43. Avoid “Trust Fall” Management
Avoid the “trust fall” approach of simply hiring smart people and getting out of their way; instead, actively engage in important decisions, working alongside teams to leverage your perspective and make things happen faster.
44. Recognize Computation’s Impact
Understand that breakthroughs in computational speed and efficiency fundamentally change what is possible, leading to rapid progress across many domains.
9 Key Quotes
You are valuable because of the brain you've got. You are valuable because you make choices.
Tobi Lütke
The most important thing is to keep the most important thing the most important thing.
Tobi Lütke
I just don't see value in doing the same thing as everyone else does.
Tobi Lütke
Best practices actually just simply means don't take risk and do with what everyone else is saying you should be doing. Best practices are not that good. They should be best.
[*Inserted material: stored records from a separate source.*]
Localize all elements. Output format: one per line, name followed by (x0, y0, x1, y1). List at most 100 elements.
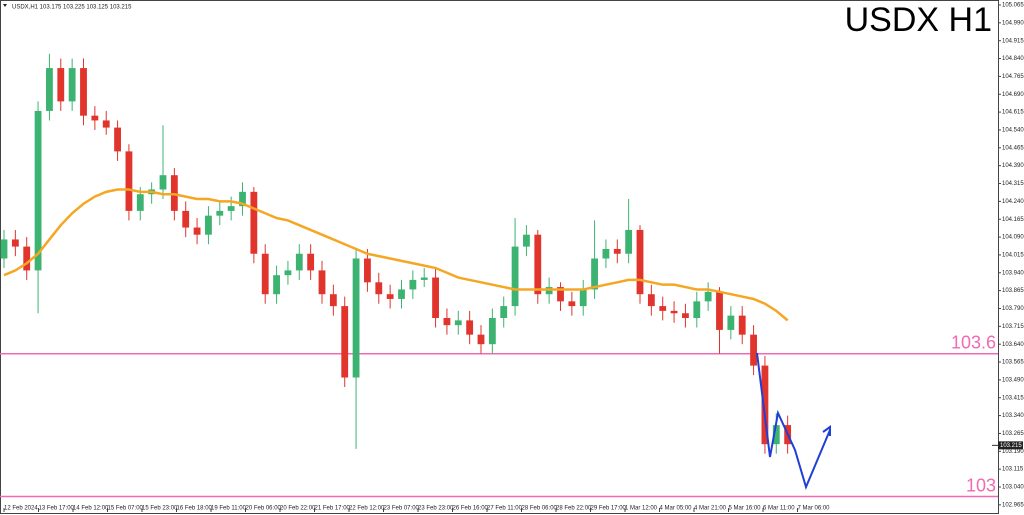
candle-body (182, 210, 190, 228)
x-tick-label: 28 Feb 22:00 (556, 506, 592, 512)
candle-body (420, 277, 428, 280)
x-tick-label: 21 Feb 17:00 (315, 506, 351, 512)
y-tick-label: 105.065 (1002, 3, 1024, 9)
y-tick-label: 103.490 (1002, 377, 1024, 383)
plot-frame (0, 0, 999, 514)
y-tick-label: 103.340 (1002, 413, 1024, 419)
candle-body (727, 315, 735, 330)
candle-body (659, 306, 667, 311)
candle-body (114, 127, 121, 152)
y-tick-label: 104.915 (1002, 38, 1024, 44)
candle-body (625, 229, 633, 254)
y-tick-label: 103.565 (1002, 360, 1024, 366)
x-tick-label: 12 Feb 2024 (4, 506, 38, 512)
candle-body (68, 68, 76, 102)
y-tick-label: 103.415 (1002, 395, 1024, 401)
candle-body (250, 191, 258, 254)
candle-body (239, 191, 246, 207)
candle-body (511, 246, 519, 307)
y-tick-label: 103.790 (1002, 306, 1024, 312)
y-tick-label: 104.015 (1002, 253, 1024, 259)
candle-body (613, 248, 621, 254)
candle-body (159, 175, 167, 190)
y-tick-label: 104.165 (1002, 217, 1024, 223)
x-tick-label: 14 Feb 12:00 (73, 506, 109, 512)
y-tick-label: 104.615 (1002, 110, 1024, 116)
projection-arrow (756, 352, 831, 490)
x-tick-label: 19 Feb 11:00 (211, 506, 247, 512)
candle-body (273, 275, 280, 295)
x-tick-label: 23 Feb 23:00 (418, 506, 454, 512)
candle-body (80, 68, 87, 116)
x-tick-label: 20 Feb 22:00 (280, 506, 316, 512)
y-tick-label: 103.715 (1002, 324, 1024, 330)
candle-body (636, 229, 644, 295)
candle-body (693, 301, 701, 319)
candle-body (216, 210, 224, 216)
x-tick-label: 6 Mar 11:00 (763, 506, 795, 512)
candle-body (341, 306, 349, 378)
y-tick-label: 103.940 (1002, 270, 1024, 276)
last-price-label: 103.215 (1000, 443, 1022, 449)
moving-average (3, 188, 789, 322)
candle-body (523, 234, 530, 247)
x-tick-label: 20 Feb 06:00 (246, 506, 282, 512)
candle-body (682, 313, 689, 319)
candle-body (409, 279, 417, 290)
x-tick-label: 26 Feb 16:00 (453, 506, 489, 512)
x-tick-label: 15 Feb 07:00 (108, 506, 144, 512)
x-tick-label: 23 Feb 07:00 (384, 506, 420, 512)
candle-body (284, 270, 292, 276)
x-tick-label: 28 Feb 06:00 (522, 506, 558, 512)
candle-body (477, 334, 485, 345)
candle-body (386, 294, 394, 299)
y-tick-label: 104.390 (1002, 163, 1024, 169)
candle-body (205, 215, 212, 235)
y-tick-label: 103.640 (1002, 342, 1024, 348)
y-tick-label: 104.315 (1002, 181, 1024, 187)
candle-body (647, 294, 655, 307)
x-tick-label: 29 Feb 17:00 (591, 506, 627, 512)
y-tick-label: 104.840 (1002, 56, 1024, 62)
candle-body (11, 239, 19, 247)
candle-body (329, 294, 337, 307)
last-price-box (998, 441, 1023, 450)
candle-body (318, 270, 326, 295)
candle-body (375, 282, 383, 295)
candle-body (761, 365, 769, 445)
x-tick-label: 5 Mar 16:00 (729, 506, 762, 512)
x-tick-label: 7 Mar 06:00 (798, 506, 831, 512)
candle-body (46, 68, 53, 111)
y-tick-label: 104.990 (1002, 20, 1024, 26)
candle-body (91, 115, 99, 121)
x-tick-label: 4 Mar 05:00 (660, 506, 693, 512)
candle-body (568, 301, 576, 307)
candle-body (738, 315, 746, 335)
candle-body (534, 234, 542, 295)
candle-body (307, 253, 315, 271)
candle-body (579, 289, 587, 307)
candle-body (557, 287, 564, 302)
candle-body (602, 248, 610, 259)
y-tick-label: 102.965 (1002, 502, 1024, 508)
header-icon (3, 4, 7, 7)
candle-body (34, 110, 42, 271)
y-tick-label: 103.115 (1002, 467, 1024, 473)
candle-body (398, 289, 405, 299)
candle-body (295, 253, 303, 271)
candle-body (364, 258, 371, 283)
candle-body (500, 306, 508, 319)
candle-body (23, 246, 31, 271)
y-tick-label: 103.865 (1002, 288, 1024, 294)
candle-body (227, 206, 235, 211)
x-tick-label: 16 Feb 18:00 (177, 506, 213, 512)
candle-body (488, 318, 496, 345)
candle-body (432, 277, 439, 319)
x-tick-label: 15 Feb 23:00 (142, 506, 178, 512)
x-tick-label: 13 Feb 17:00 (39, 506, 75, 512)
y-tick-label: 103.040 (1002, 485, 1024, 491)
candle-body (136, 194, 144, 211)
y-tick-label: 104.690 (1002, 92, 1024, 98)
candle-body (750, 334, 757, 366)
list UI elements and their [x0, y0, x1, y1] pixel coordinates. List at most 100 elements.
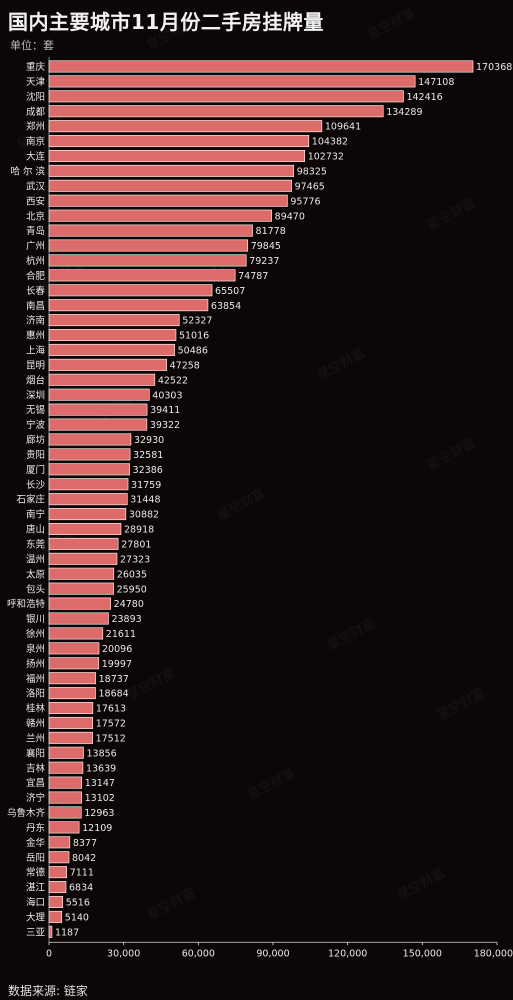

No, they're average.
Tobi Lütke
It's not failure, it's the successful discovery of something that did not work.
Tobi Lütke
Adding things is a lot more expensive than removing things actually.
Tobi Lütke
The goal of the game, the only goal of the game, is keep playing.
Tobi Lütke
I think the book itself is anxiety inducing because it makes claims on which I don't think prove out on the importance of sleep and how everyone's goal should be to sleep eight hours and there is no variance.
Tobi Lütke
The future is fantastic and we'll probably become immortal relatively soon and all these kind of things.
Tobi Lütke
1 Protocols
CBT-I (Cognitive Behavioral Therapy for Insomnia) Sleep Protocol
Tobi Lütke- Create a consistent sleep routine.
- Do not do anything in your bed that isn't sleeping; use a chair nearby for reading or other activities.
- Do not bring your phone to bed, ever.
- Only go to bed when you are sleepy.
- If you wake up in the middle of the night and are wide awake, get up and read in your chair for 15 minutes until you feel sleepy again, then return to bed.